Following the hearing on the motion to dismiss on July 2, 1984, attorney Ponder and his co-counsel discussed the court's ruling with Speyer in the coffee shop adjacent to the law and motion department of superior court. Plaintiffs' counsel informed Speyer that because of his dilatory defense, the Barragans had given instructions not to grant any extensions of time to respond or file a writ of mandate and to file a default in the event Banco BCH did not timely file a response or petition for writ of mandate. Seven days later Ponder and his co-counsel confronted Speyer on a street near the courthouse and again advised Speyer they would enter a default against Banco BCH if a response or petition for writ of mandate were not filed within the time prescribed by law.
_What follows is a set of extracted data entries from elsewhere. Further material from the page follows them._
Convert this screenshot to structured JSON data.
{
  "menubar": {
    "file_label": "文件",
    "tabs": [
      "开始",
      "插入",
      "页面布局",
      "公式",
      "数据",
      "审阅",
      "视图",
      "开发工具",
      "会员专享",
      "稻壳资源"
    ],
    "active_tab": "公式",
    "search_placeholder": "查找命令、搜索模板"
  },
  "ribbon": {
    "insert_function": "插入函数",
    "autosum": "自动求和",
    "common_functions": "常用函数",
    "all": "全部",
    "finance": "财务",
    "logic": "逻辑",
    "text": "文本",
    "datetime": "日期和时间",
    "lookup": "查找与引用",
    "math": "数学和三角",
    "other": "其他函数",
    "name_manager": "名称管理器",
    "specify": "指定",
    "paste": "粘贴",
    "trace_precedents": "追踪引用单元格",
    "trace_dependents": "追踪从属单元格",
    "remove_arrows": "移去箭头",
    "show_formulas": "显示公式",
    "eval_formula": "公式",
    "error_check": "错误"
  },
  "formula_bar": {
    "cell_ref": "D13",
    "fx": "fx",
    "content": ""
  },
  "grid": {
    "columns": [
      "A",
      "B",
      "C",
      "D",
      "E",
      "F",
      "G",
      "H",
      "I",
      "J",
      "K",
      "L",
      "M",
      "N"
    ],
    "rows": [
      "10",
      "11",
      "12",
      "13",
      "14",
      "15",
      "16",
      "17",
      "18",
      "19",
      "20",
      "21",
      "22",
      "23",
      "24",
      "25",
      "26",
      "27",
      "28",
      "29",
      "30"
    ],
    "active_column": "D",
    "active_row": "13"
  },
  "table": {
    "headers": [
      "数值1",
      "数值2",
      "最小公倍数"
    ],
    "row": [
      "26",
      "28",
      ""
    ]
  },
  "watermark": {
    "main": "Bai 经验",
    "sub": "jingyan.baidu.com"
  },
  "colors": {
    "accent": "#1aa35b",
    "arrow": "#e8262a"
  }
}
On July 11, 1984, Speyer contacted Ponder and requested an extension of time in which to file a petition for writ of mandate. Ponder again informed Speyer his clients had instructed him not to grant any extensions and to enter the default in the event a response or petition for writ of mandate were not filed on time. Ponder also advised Speyer the same day that he would meet him in the law and motion department if Speyer elected to seek an ex parte extension of time. These conversations show both parties were well aware of the date the bank's response was due. The Barragans waited an additional week before filing their request to enter default. There was no further contact between Ponder and Speyer until January 14, 1985, about one week before the expiration of the six month period under section 473 when Speyer sought an ex parte order shortening time to permit filing of the motion to set aside the default.
We also conclude the court did not err in denying Banco BCH's motion for relief from default. Section 473 permits the trial court to “․ relieve a party ․ from a judgment, order, or other proceeding taken against him or her through his or her mistake, inadvertence, surprise or excusable neglect․” The burden is on the moving party to show good cause for relief. (Marcotte v. Municipal Court (1976) 64 Cal.App.3d 235, 239, 134 Cal.Rptr. 314.) A motion seeking such relief is within the sound discretion of the trial court and will not be disturbed absent an abuse of discretion. (Elston v. City of Turlock (1985) 38 Cal.3d 227, 233, 211 Cal.Rptr. 416, 695 P.2d 713.) However, unless inexcusable neglect is clear, the strong policy favoring trial on the merits prevails resulting in reversal of an order denying relief. (Id. at p. 235, 211 Cal.Rptr. 416, 695 P.2d 713.)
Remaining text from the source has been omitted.